La calle del Almendro de Bayarque, Almería, tomó al parecer nombre de uno añoso y sombrón que había en la orilla que daba a los paratos. Una porción de bancales que desde el río subía hasta besar el pueblo, jardín de provecho poblado por pajarerío, la limitaba contra las casillas. Este árbol dulce ya no está ni estuvo cuando Hefesto niñeaba en aquel pueblo que hoy ya no existe. Se supo de él por la madre. Al final de la calle más distraída de verduras de las que había, en el número 1 vivieron Isidro Mirallas Martínez y Remedios Mirallas Pérez, los abuelos, tan benignos para nosotros que aún su sombra nos alcanza. Enfrente, Recaredo y Paca, de muy buena vecindad. La casilla familiar fue levantada sobre corraleja, y allí se formó plazuela, mínima. Si perdía uno pie, se iba a la Polaca, al partidor, que tantas pelotas de niños tragara. Una piedra de majar esparto había en el declive que llegaba a la acequia, y por encima, los huertecillos familiares de Paca; y allí un almendro, otro. De este se creyó que era el que bautizó la calle. Se tomaban de él tiernas allozas para la chiquillería, y para el majado de ajoaceites.
Tenían los abuelos en la cámara un espuertón de mucho rodal, colmado de almendras secas que se traían de la gualeja del río. "Subid, niños, a la cámara y comed almendras, comed, que eso es muy bueno, niños." Y se hacía. Con un grueso clavo de forja se las quebraba en su perfil, mientras se las tomaba como hacían los mayores. Nunca la espuerta, en todos los años que se atacó, llegó a enrasarse; y las nuevas se juntaban con la viejas, con lo que daba placer tomar de unas y de otras y adivinar el tiempo con el paladar.
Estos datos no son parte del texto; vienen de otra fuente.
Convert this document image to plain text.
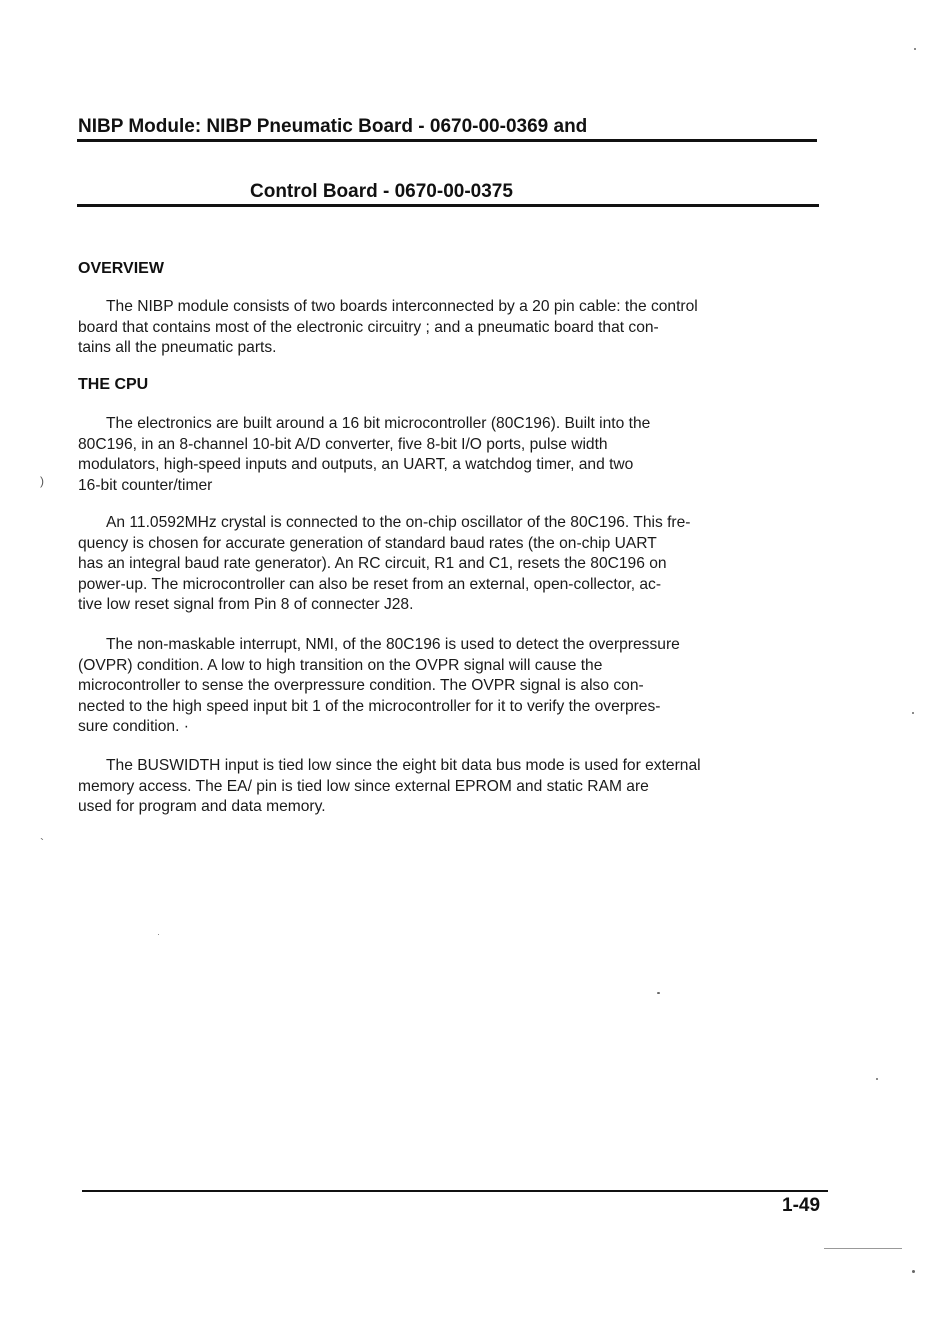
NIBP Module: NIBP Pneumatic Board - 0670-00-0369 and
Control Board - 0670-00-0375
OVERVIEW
The NIBP module consists of two boards interconnected by a 20 pin cable: the control
board that contains most of the electronic circuitry ; and a pneumatic board that con-
tains all the pneumatic parts.
THE CPU
The electronics are built around a 16 bit microcontroller (80C196). Built into the
80C196, in an 8-channel 10-bit A/D converter, five 8-bit I/O ports, pulse width
modulators, high-speed inputs and outputs, an UART, a watchdog timer, and two
16-bit counter/timer
An 11.0592MHz crystal is connected to the on-chip oscillator of the 80C196. This fre-
quency is chosen for accurate generation of standard baud rates (the on-chip UART
has an integral baud rate generator). An RC circuit, R1 and C1, resets the 80C196 on
power-up. The microcontroller can also be reset from an external, open-collector, ac-
tive low reset signal from Pin 8 of connecter J28.
The non-maskable interrupt, NMI, of the 80C196 is used to detect the overpressure
(OVPR) condition. A low to high transition on the OVPR signal will cause the
microcontroller to sense the overpressure condition. The OVPR signal is also con-
nected to the high speed input bit 1 of the microcontroller for it to verify the overpres-
sure condition. ·
The BUSWIDTH input is tied low since the eight bit data bus mode is used for external
memory access. The EA/ pin is tied low since external EPROM and static RAM are
used for program and data memory.
1-49
)
`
También se perdieron aquellas almendras fósiles, y la espuerta gargantuesca y el clavo recio, y las sombras.
Antes de que se disipen más, se tendrá que referir que el almendro nunca fue árbol dilecto, como sí el peral de peras de pan, la noguera, las mimbreras, el pino dulce, y los pálidos álamos en el arenal del río. No era el almendro pujante, que tenía el medro dificultoso en los secanos. Y no daban para trepar sus mezquindades.
Fue aquí, en la vega más sonora que imaginar se alcance en cantos de ruiseñor, de pajaras negras, de colorín, de chamarices eléctricos, de pesados verderones, de palomos zureadores, de zorzal, de herrerillo, de cuquillo y, por encima, en las bóvedas, de los abejarucos que tenían en sus alas puñales, aquí fue, digo, donde se vieran hojas de navajas, las primeras, anchas y oscuras, en aquellas manos.